Some juvenile crime experts are pleased to find New York City schoolteachers discussing the elements of good citizenship with their students. But many teachers and principals closest to the project are little more than cautiously optimistic about what practical impact, if any, the program may have on reducing school-related crime, not to mention offenses by juveniles off campus.

During the 1981-82 school year, more than 15,615 crimes - ranging from serious assaults and weapons offenses to vandalism - were reported in the 1,000 public schools, according to the New York City Board of Education.

To curtail school crime, the city hired hundreds of security guards and installed closed-circuit television in the most crime-ridden schools. Most juvenile crimes, however, are committed outside the school grounds, and the city's jails and juvenile detention centers are crowded with youths awaiting trial or transfer to institutions upstate.

But the clamoring over juvenile crime is only one contributor to the creation of a good citizenship program. For another, public perception of school administrators has soured in recent years, and people such as Mrs. Frank have been bombarded by complaints that they were not doing their share to prepare children to become responsible, law-abiding citizens.

Then, demands on schools to do something intensified when New York City experienced vast cuts in federally sponsored social services outside the schools. Currently, ''the main human-services institution for youngsters is the school,'' says Chancellor Frank J. Macchiarola, who helped spearhead the citizenship program.

While school officials say it is ''too early to tell'' what effect the program will have on crime statistics, teachers and visitors are impressed that some students already seem to be changing their attitudes about littering, vandalism, and other antisocial behavior.

The good-citizenship classes take different forms at different schools. At Public School 7, for example, teacher Richard Rubin has been assigned as the full-time citizenship teacher.
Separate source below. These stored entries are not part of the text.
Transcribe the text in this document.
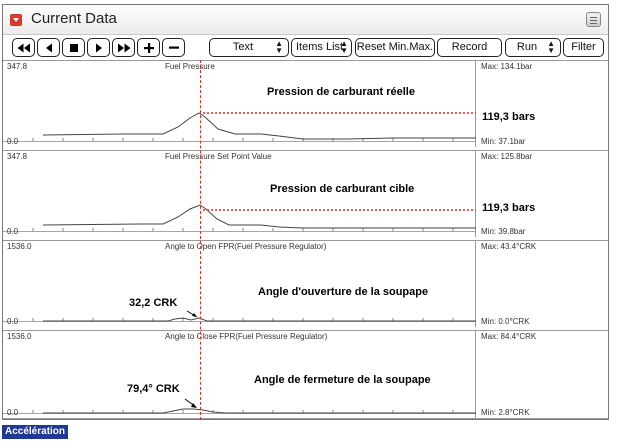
Current Data
Text	▲
▼	Items List
▲
▼ Reset Min.Max.	Record	Run ▲
▼	Filter
347.8
0.0
Fuel Pressure	Max: 134.1bar
Min: 37.1bar
Pression de carburant réelle
119,3 bars
347.8
0.0
Fuel Pressure Set Point Value	Max: 125.8bar
Min: 39.8bar
Pression de carburant cible
119,3 bars
1536.0
0.0
Angle to Open FPR(Fuel Pressure Regulator)	Max: 43.4°CRK
Min: 0.0°CRK
Angle d'ouverture de la soupape
32,2 CRK
1536.0
0.0
Angle to Close FPR(Fuel Pressure Regulator)	Max: 84.4°CRK
Min: 2.8°CRK
Angle de fermeture de la soupape
79,4° CRK
Accélération
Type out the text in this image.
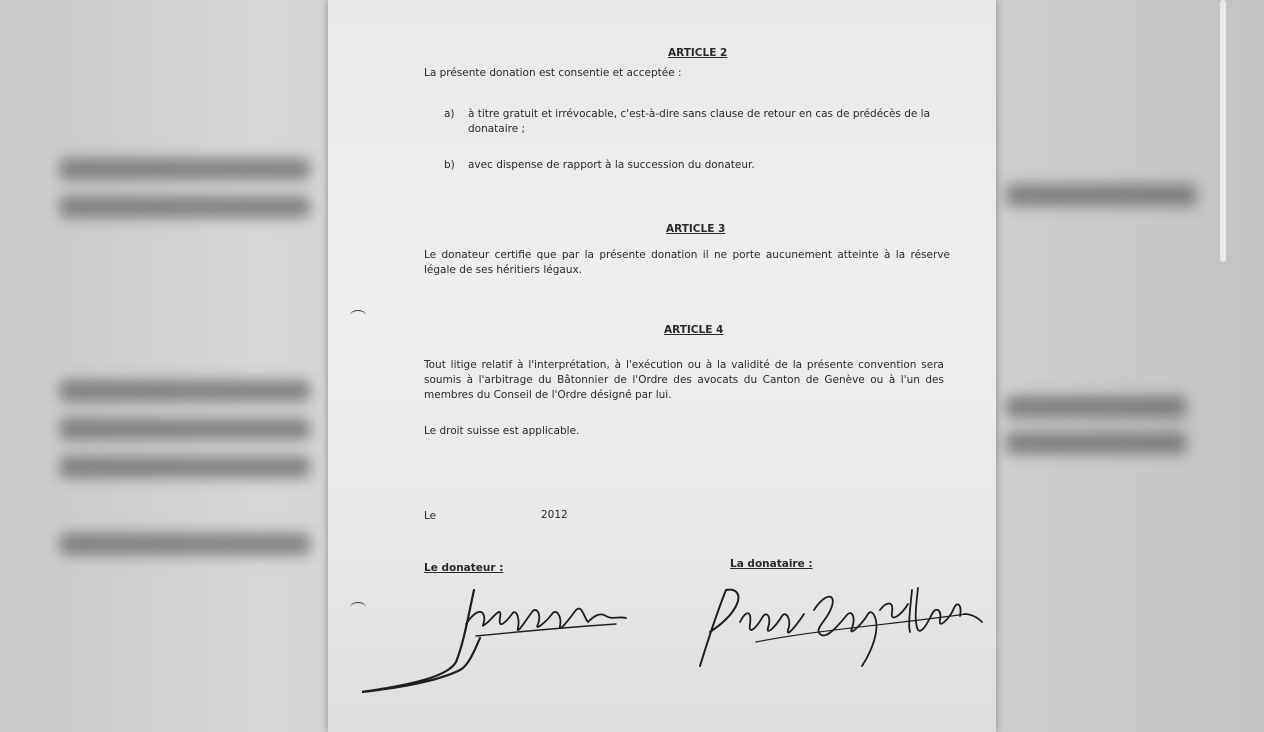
ARTICLE 2
La présente donation est consentie et acceptée :
a) à titre gratuit et irrévocable, c'est-à-dire sans clause de retour en cas de prédécès de la donataire ;
b) avec dispense de rapport à la succession du donateur.
ARTICLE 3
Le donateur certifie que par la présente donation il ne porte aucunement atteinte à la réserve légale de ses héritiers légaux.
ARTICLE 4
Tout litige relatif à l'interprétation, à l'exécution ou à la validité de la présente convention sera soumis à l'arbitrage du Bâtonnier de l'Ordre des avocats du Canton de Genève ou à l'un des membres du Conseil de l'Ordre désigné par lui.
Le droit suisse est applicable.
Le	2012
Le donateur :	La donataire :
''I'm the citizenship teacher,'' proudly proclaims Mr. Rubin, who has been teaching for 16 years. ''You generally have a science teacher, a math teacher, an English teacher, a gym teacher. But it's very unusual to be a teacher in citizenship.''

Rubin meets with 20 different classes a week, and the academic exercises in citizenship are sometimes ''acted out'' as well as discussed. At one of his classes, Rubin dumped a wastepaper basket full of crumpled paper onto the floor to ask students how trash affects others in the room.

All the students agreed that throwing paper on the floor was the wrong thing to do. The more difficult question for these elementary school students came when Rubin asked them ''How this would affect others?''

''The garbage might fall behind someone else's desk and they would get the blame,'' a little girl with pigtails piped up.

Most other New York City schools have not assigned a teacher to teach only citizenship classes. Rather, most teachers, aided by a ''Citizenship in New York City'' manual, are setting aside a portion of each week to discuss real and hypothetical examples of problems.

The examples, teachers say, show ways the problems might have been avoided if people, adults as well as children, had displayed more concern for the welfare of others.